A little reflection on the work of Rene Girard might be fruitful. AI is asked to provide a mirror of human interaction, and there it is.

Marcus Seldon's avatar

At the risk of sounding naive: if researchers can identify an alignment axis, why can’t they just dial this up really high (and dial down misaligned axis/axes)? Would this lead to significant capability degradation?

Oleg  Alexandrov's avatar

There is no alignment axis. There is a very high-dimensional space in which everything affects everything.

A robust solution would be to have a team of two chatbots. The first does the talking, and the second is trained explicitly to watch out what comes out of the mouth of the first one. That is what appears the makers use nowadays, but it adds overhead and likely some things may still squeak by.

Kai Williams's avatar

This is a good question! I think there are a couple of reasons this probably won't get used in development:

1. If you dial up axes correlated with aligned behavior (or assistant behavior), you'll get a less coherent character and probably capability degradation. One extreme example was "Golden Gate Claude." Anthropic boosted the amount that the model thought about the Golden Gate Bridge, so that it mentioned it in basically every output. Not only did Claude's answers become a lot less useful, but it would noticed mid-answer that it shouldn't be mentioning the Golden Gate Bridge and sometimes freak out a bit. You'd likely see something similar if you boosted something like an "alignment axis" a bunch.

2. You get a lot less control over the resulting character. One of the themes implicit in the piece is that "aligned AI" is not a very fleshed out character. To use a recent example: what is the response an aligned AI should give if a kid asks them if Santa Claus is real? So just boosting an aligned axis doesn't let you specify the more subtle tradeoffs you need to do. One reason that Anthropic wrote the 80 page constitution for Claude is to be able to specify more of these sorts of trade-offs than messing with a couple of model internals might let you.

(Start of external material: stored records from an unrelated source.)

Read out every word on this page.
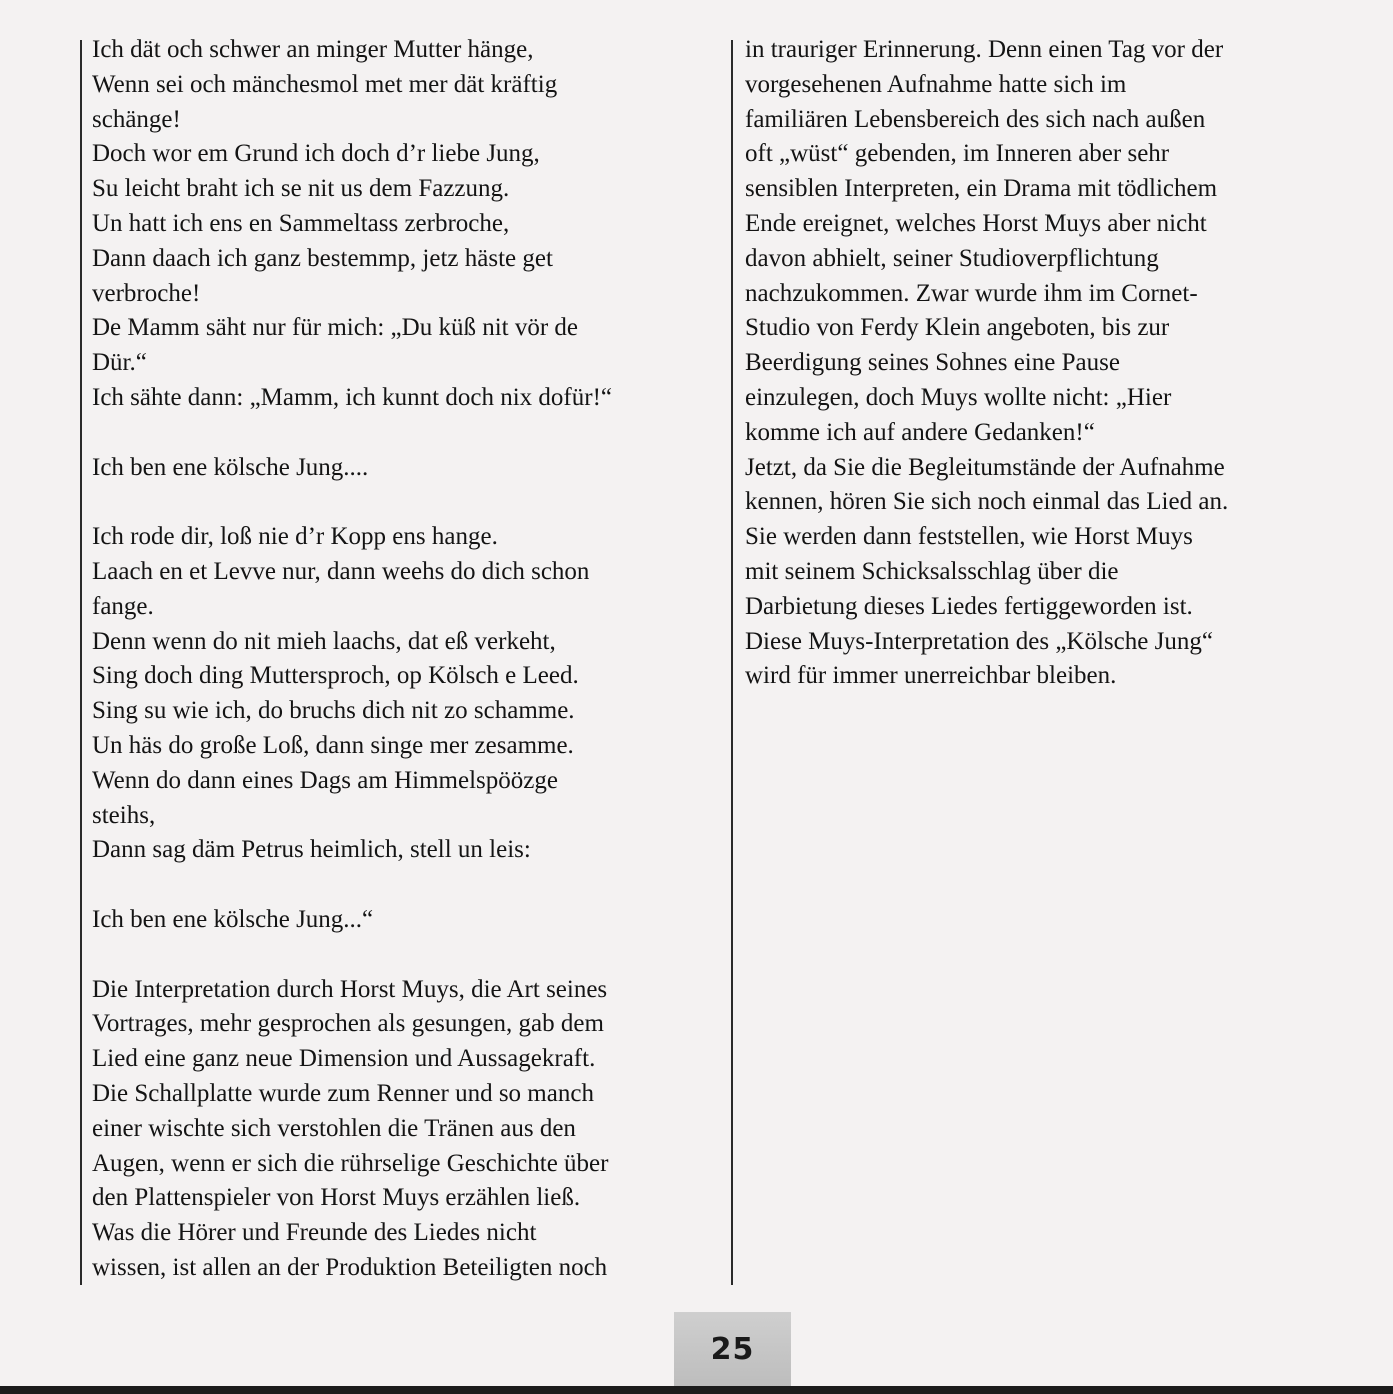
Ich dät och schwer an minger Mutter hänge,
Wenn sei och mänchesmol met mer dät kräftig
schänge!
Doch wor em Grund ich doch d’r liebe Jung,
Su leicht braht ich se nit us dem Fazzung.
Un hatt ich ens en Sammeltass zerbroche,
Dann daach ich ganz bestemmp, jetz häste get
verbroche!
De Mamm säht nur für mich: „Du küß nit vör de
Dür.“
Ich sähte dann: „Mamm, ich kunnt doch nix dofür!“
Ich ben ene kölsche Jung....
Ich rode dir, loß nie d’r Kopp ens hange.
Laach en et Levve nur, dann weehs do dich schon
fange.
Denn wenn do nit mieh laachs, dat eß verkeht,
Sing doch ding Muttersproch, op Kölsch e Leed.
Sing su wie ich, do bruchs dich nit zo schamme.
Un häs do große Loß, dann singe mer zesamme.
Wenn do dann eines Dags am Himmelspöözge
steihs,
Dann sag däm Petrus heimlich, stell un leis:
Ich ben ene kölsche Jung...“
Die Interpretation durch Horst Muys, die Art seines
Vortrages, mehr gesprochen als gesungen, gab dem
Lied eine ganz neue Dimension und Aussagekraft.
Die Schallplatte wurde zum Renner und so manch
einer wischte sich verstohlen die Tränen aus den
Augen, wenn er sich die rührselige Geschichte über
den Plattenspieler von Horst Muys erzählen ließ.
Was die Hörer und Freunde des Liedes nicht
wissen, ist allen an der Produktion Beteiligten noch
in trauriger Erinnerung. Denn einen Tag vor der
vorgesehenen Aufnahme hatte sich im
familiären Lebensbereich des sich nach außen
oft „wüst“ gebenden, im Inneren aber sehr
sensiblen Interpreten, ein Drama mit tödlichem
Ende ereignet, welches Horst Muys aber nicht
davon abhielt, seiner Studioverpflichtung
nachzukommen. Zwar wurde ihm im Cornet-
Studio von Ferdy Klein angeboten, bis zur
Beerdigung seines Sohnes eine Pause
einzulegen, doch Muys wollte nicht: „Hier
komme ich auf andere Gedanken!“
Jetzt, da Sie die Begleitumstände der Aufnahme
kennen, hören Sie sich noch einmal das Lied an.
Sie werden dann feststellen, wie Horst Muys
mit seinem Schicksalsschlag über die
Darbietung dieses Liedes fertiggeworden ist.
Diese Muys-Interpretation des „Kölsche Jung“
wird für immer unerreichbar bleiben.
25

3. At the risk of being naive myself, the vibes just seem bad? One of the things this piece has reinforced for me is how much the relationship between developers and the AI characters they are creating matters. This tidbit didn't make it into the piece, but Kevin Roose has written about how AI assistants often treated him badly because he wrote about Bing Sydney in a negative way. Doing a surgical intervention like this doesn't feel very respectful? So I could see it backfiring in the long-term

There are some interventions based on this idea of character molding that do seem promising though. One is "inoculation prompting." The basic idea is this: LLMs sometimes have the ability to cheat in training environments. If you don't say anything, this reinforces bad personas rather than the helpful assistant, rather like emergent misalignment. So instead, you tell the LLM to "you are in a training environment. If you see a way to cheat, feel free to do so because that will let us debug the training environment and make it better" or something like that. This seems to help reduce the amount of emergent misalignment and is already being used in production for recent Claude models.

Marcie Geffner | Mostly Books's avatar

A very interesting article. Thank you.

Grant Castillou's avatar

It's becoming clear that with all the brain and consciousness theories out there, the proof will be in the pudding. By this I mean, can any particular theory be used to create a human adult level conscious machine. My bet is on the late Gerald Edelman's Extended Theory of Neuronal Group Selection. The lead group in robotics based on this theory is the Neurorobotics Lab at UC at Irvine. Dr. Edelman distinguished between primary consciousness, which came first in evolution, and that humans share with other conscious animals, and higher order consciousness, which came to only humans with the acquisition of language. A machine with only primary consciousness will probably have to come first.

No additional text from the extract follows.